We need to ensure that the social and institutional safety net is robust. We have threats of budget cuts coming — I was speaking with childcare providers who have been very severely impacted by the governor’s withholding 20% to local agencies. Our social safety net is already not strong enough as it is and it’s going to be a domino effect if we don’t ensure that people who are doing their best to bring stability to working class people, especially working class people of color, are able to maintain the work they’re doing. Otherwise, there will be a very, very troubling ripple effect throughout New York State.
The recent stimulus bill requires states to allow foster youth to remain in the system past age 21 during the pandemic. Do you think New York should make this change permanent?
We haven't made a decision on that but it is important that, during the pandemic and moving forward, that people are not thrown out in the cold or having their services disrupted before they’re ready. I've worked with other legislators to really do our best to address this budgetary crisis by taxing the wealthy to increase revenue, and it is important to me that we have the funding to extend services if we need to.
Aside from allowing young people to remain in foster care, what other changes would you propose to support young people aging out?
Part of our housing platform is calling for more deeply investing in supportive housing to really ensure that people are able to get into housing where there is a support network, social services and help finding employment. I think that will be critical for a significant number of New Yorkers, but especially those who are transitioning into adulthood.

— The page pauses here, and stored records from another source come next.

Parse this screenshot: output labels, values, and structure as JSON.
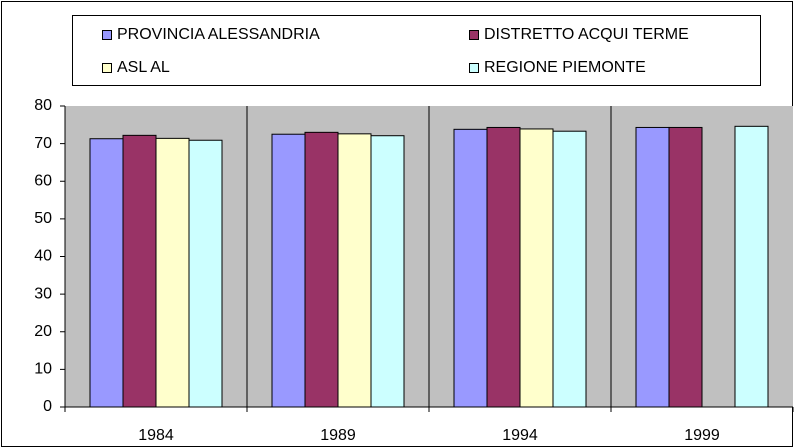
{
  "chart_data": {
    "type": "bar",
    "categories": [
      "1984",
      "1989",
      "1994",
      "1999"
    ],
    "series": [
      {
        "name": "PROVINCIA ALESSANDRIA",
        "color": "#9999ff",
        "values": [
          71.3,
          72.5,
          73.8,
          74.3
        ]
      },
      {
        "name": "DISTRETTO ACQUI TERME",
        "color": "#993366",
        "values": [
          72.2,
          73.0,
          74.3,
          74.3
        ]
      },
      {
        "name": "ASL AL",
        "color": "#ffffcc",
        "values": [
          71.4,
          72.6,
          73.9,
          null
        ]
      },
      {
        "name": "REGIONE PIEMONTE",
        "color": "#ccffff",
        "values": [
          70.9,
          72.1,
          73.3,
          74.6
        ]
      }
    ],
    "ylim": [
      0,
      80
    ],
    "yticks": [
      0,
      10,
      20,
      30,
      40,
      50,
      60,
      70,
      80
    ],
    "grid": false,
    "legend": "top",
    "plot_background": "#c0c0c0"
  }
}
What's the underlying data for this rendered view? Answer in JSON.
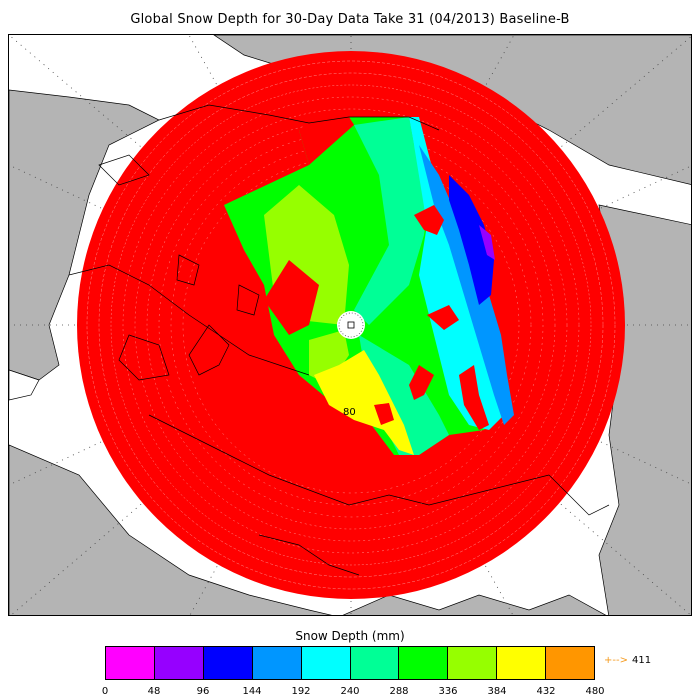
{
  "title": "Global Snow Depth for 30-Day Data Take 31 (04/2013) Baseline-B",
  "legend": {
    "title": "Snow Depth (mm)",
    "colors": [
      "#ff00ff",
      "#9600ff",
      "#0000ff",
      "#0096ff",
      "#00ffff",
      "#00ff96",
      "#00ff00",
      "#96ff00",
      "#ffff00",
      "#ff9600"
    ],
    "ticks": [
      "0",
      "48",
      "96",
      "144",
      "192",
      "240",
      "288",
      "336",
      "384",
      "432",
      "480"
    ],
    "max_value": "411",
    "max_color": "#f59a1d"
  },
  "map": {
    "projection": "polar stereographic (north)",
    "latitude_label": "80",
    "land_color": "#b4b4b4",
    "ocean_color": "#ffffff",
    "no_data_color": "#ff0000",
    "grid": "dotted"
  }
}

We recently reported that the cost of operating New York’s youth prisons is approaching $1 million per young person incarcerated. What changes, if any, do you plan to propose to the state juvenile justice system?
In general, my criminal justice platform revolves around restorative justice and decarceration, so taking steps to reduce the number of youth that end up in the system in the first place would be important to us. I'd be happy to work with my colleagues to figure out other ways to ensure that there are fewer youth caught up in the system.

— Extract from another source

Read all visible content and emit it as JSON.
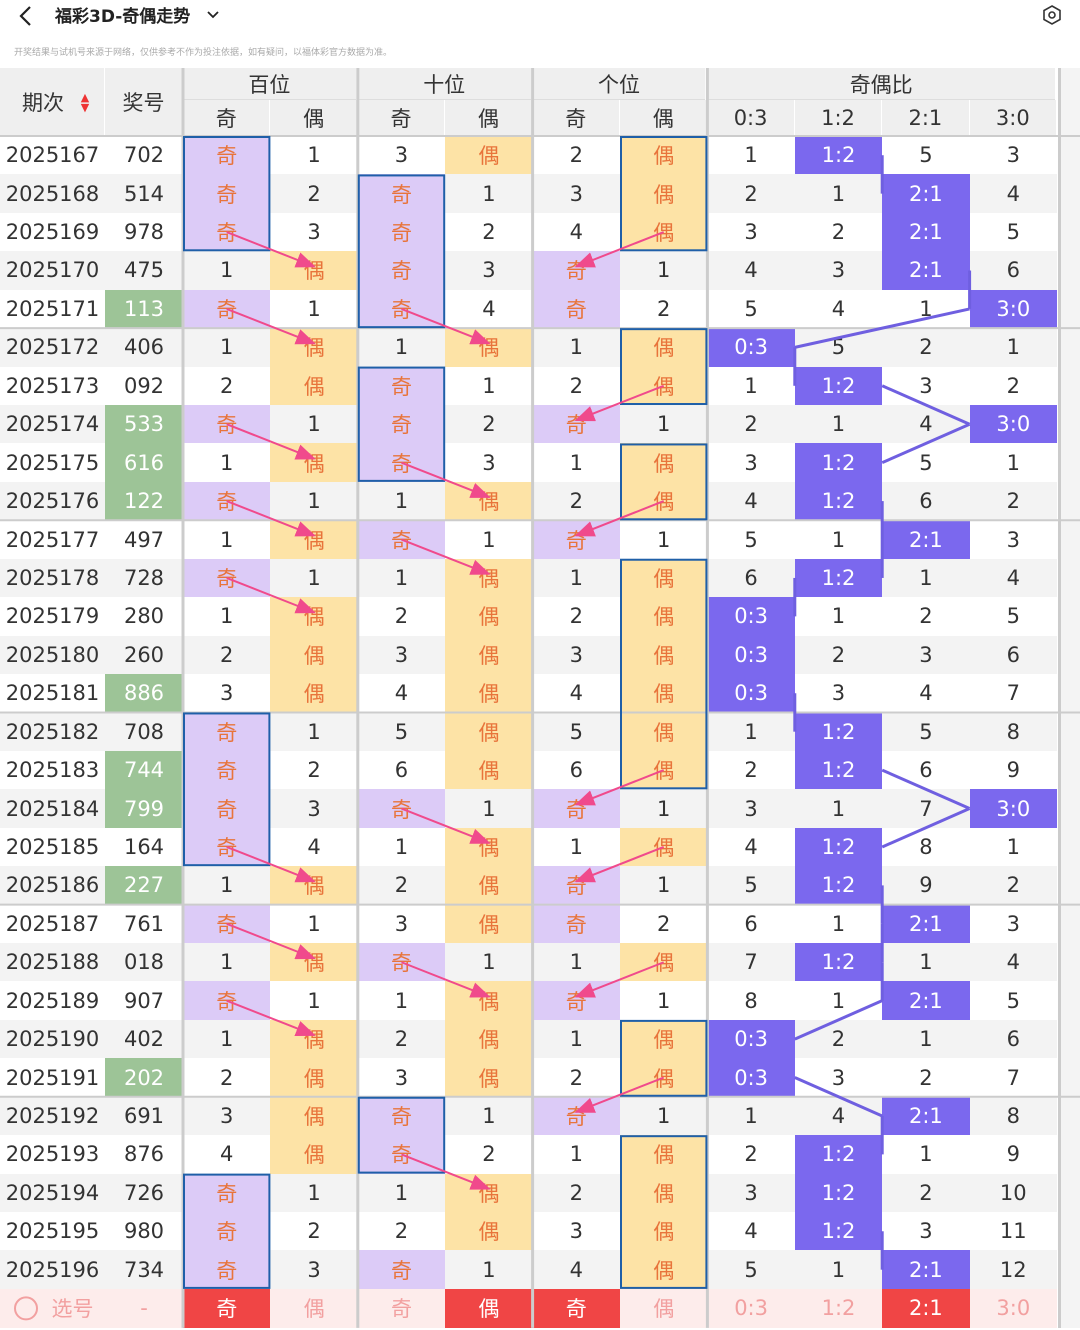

Are there any particular approaches or restorative justice programs that you’ve seen be effective?
I know Sen. Montgomery was big on the Solutions Not Suspension bill, which aimed to decrease the number of students who are getting suspended, because it’s predominantly Black and brown youth. I had the pleasure of working with a principal who did not see suspensions as a go-to tactic — he was of the opinion that we should exercise all possible avenues before looking into suspension. And he was right, suspensions don't really teach the child how to channel their frustrations or energy more effectively or how to communicate with their peers better.

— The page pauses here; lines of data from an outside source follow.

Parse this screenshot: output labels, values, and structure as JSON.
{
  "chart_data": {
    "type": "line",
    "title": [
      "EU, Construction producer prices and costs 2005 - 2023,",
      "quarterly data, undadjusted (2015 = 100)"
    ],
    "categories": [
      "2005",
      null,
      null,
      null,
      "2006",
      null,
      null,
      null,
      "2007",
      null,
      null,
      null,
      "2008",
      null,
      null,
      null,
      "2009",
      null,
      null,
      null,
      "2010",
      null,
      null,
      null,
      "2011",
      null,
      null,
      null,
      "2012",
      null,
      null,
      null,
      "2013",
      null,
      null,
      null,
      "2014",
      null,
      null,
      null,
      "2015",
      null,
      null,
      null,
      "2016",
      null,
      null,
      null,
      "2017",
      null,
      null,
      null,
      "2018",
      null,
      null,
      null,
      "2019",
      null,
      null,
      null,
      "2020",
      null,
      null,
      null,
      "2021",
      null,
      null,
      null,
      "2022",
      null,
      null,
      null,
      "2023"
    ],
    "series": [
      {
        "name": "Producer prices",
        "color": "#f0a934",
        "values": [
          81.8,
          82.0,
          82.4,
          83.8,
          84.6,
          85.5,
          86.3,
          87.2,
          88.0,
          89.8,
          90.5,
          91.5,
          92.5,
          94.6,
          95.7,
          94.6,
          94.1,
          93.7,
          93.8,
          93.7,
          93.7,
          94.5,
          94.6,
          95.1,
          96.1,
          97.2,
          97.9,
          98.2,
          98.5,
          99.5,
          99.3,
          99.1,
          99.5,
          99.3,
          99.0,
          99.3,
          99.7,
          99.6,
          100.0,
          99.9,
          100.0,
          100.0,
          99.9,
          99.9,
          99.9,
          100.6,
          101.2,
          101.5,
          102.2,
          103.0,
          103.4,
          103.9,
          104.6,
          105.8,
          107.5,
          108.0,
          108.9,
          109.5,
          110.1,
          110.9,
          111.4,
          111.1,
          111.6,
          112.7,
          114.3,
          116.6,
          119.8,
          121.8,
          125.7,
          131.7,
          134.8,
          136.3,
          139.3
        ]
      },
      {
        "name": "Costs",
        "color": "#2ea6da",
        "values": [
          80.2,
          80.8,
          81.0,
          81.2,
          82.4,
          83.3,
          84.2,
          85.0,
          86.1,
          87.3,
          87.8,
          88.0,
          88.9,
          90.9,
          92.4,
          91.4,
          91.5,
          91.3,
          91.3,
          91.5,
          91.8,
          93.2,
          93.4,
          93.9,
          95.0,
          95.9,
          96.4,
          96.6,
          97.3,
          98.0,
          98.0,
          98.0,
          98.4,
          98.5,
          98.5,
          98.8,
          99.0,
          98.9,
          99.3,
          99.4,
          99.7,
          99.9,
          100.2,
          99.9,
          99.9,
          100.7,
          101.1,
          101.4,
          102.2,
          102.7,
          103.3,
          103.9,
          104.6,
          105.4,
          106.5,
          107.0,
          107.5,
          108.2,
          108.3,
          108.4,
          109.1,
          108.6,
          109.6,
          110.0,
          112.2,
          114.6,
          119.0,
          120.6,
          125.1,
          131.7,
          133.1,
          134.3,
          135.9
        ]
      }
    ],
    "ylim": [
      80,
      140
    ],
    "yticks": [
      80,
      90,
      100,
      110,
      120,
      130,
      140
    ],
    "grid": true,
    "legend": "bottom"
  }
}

All New Yorkers have had a really difficult year, and especially children and youth, who've had schooling disrupted and all kinds of challenges. What do you hope that New York can do for children over the next year, and what kind of support should the state provide to them?
I would like to have two of the most fundamental stabilizing things in their lives be secured. I would like to see housing not be a concern for children, meaning no one is feeling threatened by evictions. I had one student that I didn't see for about seven months after the schools closed in March because they left to bury a family member in the Carolinas and came back to illegal eviction and had to deal with the fallout from that.
Also, ensuring their stability in education. We need remote learning plans that center the voices of teachers and are not political games, ones that are drafted by educators who understand the best practices for children. We need to ensure that every child actually has the materials necessary to be able to log in and attend class.